For my work email I was using the default Mail app which did the job required perfectly well. However, with my use of Mailbox changing it soon became apparent that what I really needed was one email app on my phone that would let me manage both accounts.

I looked around at some other mail apps and ended up with CloudMagic purely because it allows me to view both my GMail and my work email in one place, and, unlike the default Mail app, the emails are easily distinguishable with a simple coloured sidebar denoting which account an email is from.

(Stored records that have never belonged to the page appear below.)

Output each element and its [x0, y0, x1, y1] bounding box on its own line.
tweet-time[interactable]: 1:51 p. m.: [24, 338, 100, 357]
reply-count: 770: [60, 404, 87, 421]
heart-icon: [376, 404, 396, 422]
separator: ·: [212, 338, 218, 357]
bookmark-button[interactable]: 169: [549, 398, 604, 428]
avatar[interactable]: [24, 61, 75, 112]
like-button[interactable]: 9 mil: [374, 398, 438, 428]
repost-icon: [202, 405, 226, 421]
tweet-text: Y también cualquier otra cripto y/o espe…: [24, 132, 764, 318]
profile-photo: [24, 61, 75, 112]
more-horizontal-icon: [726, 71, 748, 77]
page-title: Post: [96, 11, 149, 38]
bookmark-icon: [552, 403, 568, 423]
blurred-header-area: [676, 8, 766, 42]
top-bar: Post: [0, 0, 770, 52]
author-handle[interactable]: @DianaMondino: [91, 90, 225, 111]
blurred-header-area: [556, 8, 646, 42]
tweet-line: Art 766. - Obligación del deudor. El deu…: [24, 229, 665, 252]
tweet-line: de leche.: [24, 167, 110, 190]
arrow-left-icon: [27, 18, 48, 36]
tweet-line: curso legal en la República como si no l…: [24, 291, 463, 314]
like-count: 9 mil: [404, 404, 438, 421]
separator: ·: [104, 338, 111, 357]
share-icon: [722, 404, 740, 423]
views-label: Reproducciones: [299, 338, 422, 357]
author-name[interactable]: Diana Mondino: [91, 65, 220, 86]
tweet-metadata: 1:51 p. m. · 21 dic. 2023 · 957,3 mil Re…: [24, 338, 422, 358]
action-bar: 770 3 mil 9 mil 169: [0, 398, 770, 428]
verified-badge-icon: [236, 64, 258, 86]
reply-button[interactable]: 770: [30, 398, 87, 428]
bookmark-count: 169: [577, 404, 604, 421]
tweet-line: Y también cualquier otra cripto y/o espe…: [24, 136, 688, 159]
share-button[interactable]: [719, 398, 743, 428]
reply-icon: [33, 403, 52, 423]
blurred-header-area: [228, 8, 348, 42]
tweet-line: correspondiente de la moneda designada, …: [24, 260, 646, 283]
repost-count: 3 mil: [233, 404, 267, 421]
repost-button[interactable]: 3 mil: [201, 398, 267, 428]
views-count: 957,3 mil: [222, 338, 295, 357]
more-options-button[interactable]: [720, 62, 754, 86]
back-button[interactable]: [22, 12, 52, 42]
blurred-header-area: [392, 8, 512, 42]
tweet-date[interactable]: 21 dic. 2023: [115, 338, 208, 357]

Bonus: CloudMagic recently updated to include support for both Pocket and Evernote making it easier to capture articles or information from my inboxes.

Controlling my email

Outside of the apps there is one more thing I’ve been trying recently, specifically during my working day. I’ve adapted some advice I read and I’m only checking my emails three times a day. Once when I get into the office in the morning when I triage anything that’s come in over night (working with teams in California and Indonesia means a lot of overnight emails), once just before lunch in case there is anything urgent needing dealt with, and once before I leave the office (or finish my working day if I’m at home).

For personal email, I try and use the same time slots but I’m a little more relaxed about those.

I don’t think there is a clean answer for dealing with email. By it’s very nature incoming email is not focused so the triage step is what works for me, and sticking with that gives me confidence I’m doing the right thing for any given email at any given time.

It only occurs to me now as I write this post that I’ve spent more time trying to figure out how to manage my email than any other part of my working, connected, life. I will continue to tweak things but a lot of my working habits haven’t changed in years… and you know what they say, if ain’t broke, don’t fix it!